La formation par exemple est insuffisante, mal partagée et mal utilisée, et pourtant le MEDEF dispose d'un réseau de correspondants dans la France entière dont les budgets sont conséquents. Pourquoi ne pas mobiliser ce réseau pour dispenser la connaissance et la pédagogie économique en entreprise à partir de programmes qui ont fait la preuve de leur efficacité dans divers groupes industriels aussi bien que dans des PME ? Qui aura le courage d'affronter la réalité et de remettre de l'éthique dans l'utilisation détournée de fonds en principe dédiés à la formation ?

La pédagogie ne semble pas être la préoccupation première du MEDEF, or l'ignorance économique génère des tensions sociales et des erreurs graves dans la compréhension même de la gestion du pays et ce à tous les niveaux En Allemagne, les organismes patronaux achètent des double pages dans les journaux pour expliquer à l'opinion publique en quoi certaines initiatives du pouvoir sont bonnes ou mauvaises.

Il faut expliquer et avoir une position claire en matière de fiscalité, de droit du travail, de réglementation commerciale, etc. De nombreux entrepreneurs se demandent si le MEDEF n'a pas failli dans cette mission pédagogique.


Le MEDEF manque d'un ancrage de terrain

En cette période de crise, il fallait expliquer, démontrer, et surtout démonter certaines idées à la mode : anti mondialisation, anti finance, anti capitalisme, pseudo patriotisme économique, etc.

Le MEDEF a failli dans son rôle politique peut-être justement pour avoir trop couru après les politiques, pour avoir privilégié l'entre soi, même s'il était très difficile de naviguer entre des gouvernements dirigistes et des syndicats révolutionnaires, il fallait s'adresser directement à l'opinion publique et aux élus de tous partis pour défendre le libre échange et la liberté d'entreprendre.

Le MEDEF a failli dans ses choix sociaux qu'il s'agisse des retraites, de la durée du travail, de la lutte contre le chômage, des monopoles syndicaux ; le MEDEF a suivi (en traînant un peu les pieds) la pensée unique.
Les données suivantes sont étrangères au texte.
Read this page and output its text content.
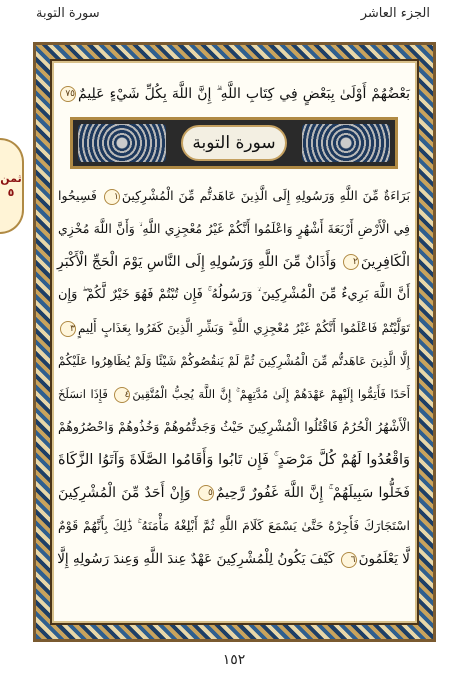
الجزء العاشر
سورة التوبة
ثمن
٥
سورة التوبة
بَعْضُهُمْ أَوْلَىٰ بِبَعْضٍ فِي كِتَابِ اللَّهِ ۗ إِنَّ اللَّهَ بِكُلِّ شَيْءٍ عَلِيمٌ٧٥
بَرَاءَةٌ مِّنَ اللَّهِ وَرَسُولِهِ إِلَى الَّذِينَ عَاهَدتُّم مِّنَ الْمُشْرِكِينَ١ فَسِيحُوا
فِي الْأَرْضِ أَرْبَعَةَ أَشْهُرٍ وَاعْلَمُوا أَنَّكُمْ غَيْرُ مُعْجِزِي اللَّهِ ۙ وَأَنَّ اللَّهَ مُخْزِي
الْكَافِرِينَ٢ وَأَذَانٌ مِّنَ اللَّهِ وَرَسُولِهِ إِلَى النَّاسِ يَوْمَ الْحَجِّ الْأَكْبَرِ
أَنَّ اللَّهَ بَرِيءٌ مِّنَ الْمُشْرِكِينَ ۙ وَرَسُولُهُ ۚ فَإِن تُبْتُمْ فَهُوَ خَيْرٌ لَّكُمْ ۖ وَإِن
تَوَلَّيْتُمْ فَاعْلَمُوا أَنَّكُمْ غَيْرُ مُعْجِزِي اللَّهِ ۗ وَبَشِّرِ الَّذِينَ كَفَرُوا بِعَذَابٍ أَلِيمٍ٣
إِلَّا الَّذِينَ عَاهَدتُّم مِّنَ الْمُشْرِكِينَ ثُمَّ لَمْ يَنقُصُوكُمْ شَيْئًا وَلَمْ يُظَاهِرُوا عَلَيْكُمْ
أَحَدًا فَأَتِمُّوا إِلَيْهِمْ عَهْدَهُمْ إِلَىٰ مُدَّتِهِمْ ۚ إِنَّ اللَّهَ يُحِبُّ الْمُتَّقِينَ٤ فَإِذَا انسَلَخَ
الْأَشْهُرُ الْحُرُمُ فَاقْتُلُوا الْمُشْرِكِينَ حَيْثُ وَجَدتُّمُوهُمْ وَخُذُوهُمْ وَاحْصُرُوهُمْ
وَاقْعُدُوا لَهُمْ كُلَّ مَرْصَدٍ ۚ فَإِن تَابُوا وَأَقَامُوا الصَّلَاةَ وَآتَوُا الزَّكَاةَ
فَخَلُّوا سَبِيلَهُمْ ۚ إِنَّ اللَّهَ غَفُورٌ رَّحِيمٌ٥ وَإِنْ أَحَدٌ مِّنَ الْمُشْرِكِينَ
اسْتَجَارَكَ فَأَجِرْهُ حَتَّىٰ يَسْمَعَ كَلَامَ اللَّهِ ثُمَّ أَبْلِغْهُ مَأْمَنَهُ ۚ ذَٰلِكَ بِأَنَّهُمْ قَوْمٌ
لَّا يَعْلَمُونَ٦ كَيْفَ يَكُونُ لِلْمُشْرِكِينَ عَهْدٌ عِندَ اللَّهِ وَعِندَ رَسُولِهِ إِلَّا
١٥٢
Il est tout de même paradoxal que les patrons critiquent en permanence l'ingérence du politique dans la gestion des entreprises et se battent tous sans exception pour avoir les faveurs d'un ministre au moindre colloque et à la plus petite inauguration. L'onction ministérielle reste un must !

Si le MEDEF ne commence pas à jouer la réactivité et la proximité, des initiatives comme celles des « Pigeons » ou des « Poussins » vont proliférer, c'est une question de survie pour beaucoup d'entrepreneurs et c'est aussi le signe que lorsque les entreprises se sentent attaquées dans leur domaine, elles ne peuvent compter que sur elles-mêmes.
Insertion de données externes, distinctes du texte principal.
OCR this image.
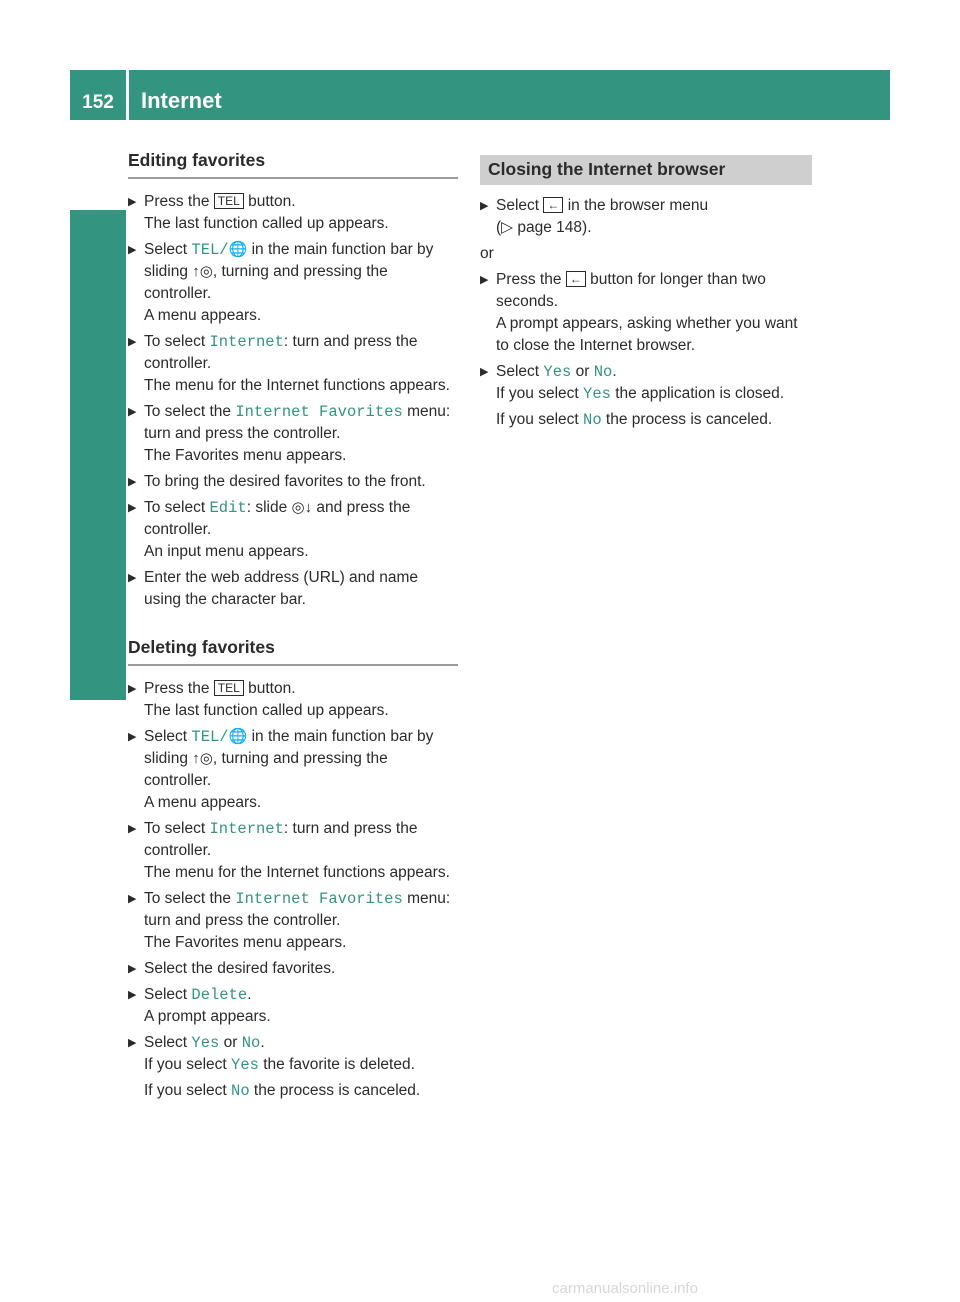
152 Internet
Online and Internet
Editing favorites
▶ Press the TEL button.

The last function called up appears.

▶ Select TEL/🌐 in the main function bar by sliding ↑◎, turning and pressing the controller.

A menu appears.

▶ To select Internet: turn and press the controller.

The menu for the Internet functions appears.

▶ To select the Internet Favorites menu: turn and press the controller.

The Favorites menu appears.

▶ To bring the desired favorites to the front.

▶ To select Edit: slide ◎↓ and press the controller.

An input menu appears.

▶ Enter the web address (URL) and name using the character bar.

Deleting favorites
▶ Press the TEL button.

The last function called up appears.

▶ Select TEL/🌐 in the main function bar by sliding ↑◎, turning and pressing the controller.

A menu appears.

▶ To select Internet: turn and press the controller.

The menu for the Internet functions appears.

▶ To select the Internet Favorites menu: turn and press the controller.

The Favorites menu appears.

▶ Select the desired favorites.

▶ Select Delete.

A prompt appears.

▶ Select Yes or No.

If you select Yes the favorite is deleted.

If you select No the process is canceled.

Closing the Internet browser
▶ Select ← in the browser menu

(▷ page 148).

or

▶ Press the ← button for longer than two seconds.

A prompt appears, asking whether you want to close the Internet browser.

▶ Select Yes or No.

If you select Yes the application is closed.

If you select No the process is canceled.

carmanualsonline.info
Aujourd'hui, il faut mener une réflexion différente sur la communication grâce aux réseaux sociaux, avec des mots, des exemples et des explications qui d'évidence n'appartiennent pas au langage des hautes sphères patronales. On peut également se demander si le MEDEF ne doit pas prendre la main sur certains débats ; prenons l'exemple de celui sur les auto-entrepreneurs, il pouvait être du rôle du MEDEF de mener une réflexion et de proposer des solutions entre d'un côté un statut qui a favorisé la liberté d'entreprendre et de l'autre une certaine distorsion de concurrence pour des artisans et le BTP.
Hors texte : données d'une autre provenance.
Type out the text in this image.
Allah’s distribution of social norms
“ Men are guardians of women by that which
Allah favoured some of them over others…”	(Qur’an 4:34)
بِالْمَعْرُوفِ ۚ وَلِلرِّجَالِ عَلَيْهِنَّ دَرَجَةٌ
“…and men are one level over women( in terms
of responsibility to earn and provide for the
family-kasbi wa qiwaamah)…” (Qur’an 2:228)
Ne pas laisser cela aux lobbies des uns et des autres mais bien s'instaurer comme médiateur si nécessaire. En tous cas, il faut y réfléchir. Peut-être serait-ce aussi le moyen de redorer l'image de l'instance patronale ?

Le MEDEF est hélas devenu le sigle le plus détesté de la population française

Comment dans ces conditions entrainer un pays dans un élan de croissance et de confiance économique ? Les Français aiment leur boîte, aiment leur patron mais n'aiment ni l'économie, ni le libéralisme, ni le capitalisme, ni la bourse, ni les grands patrons, ni... le MEDEF !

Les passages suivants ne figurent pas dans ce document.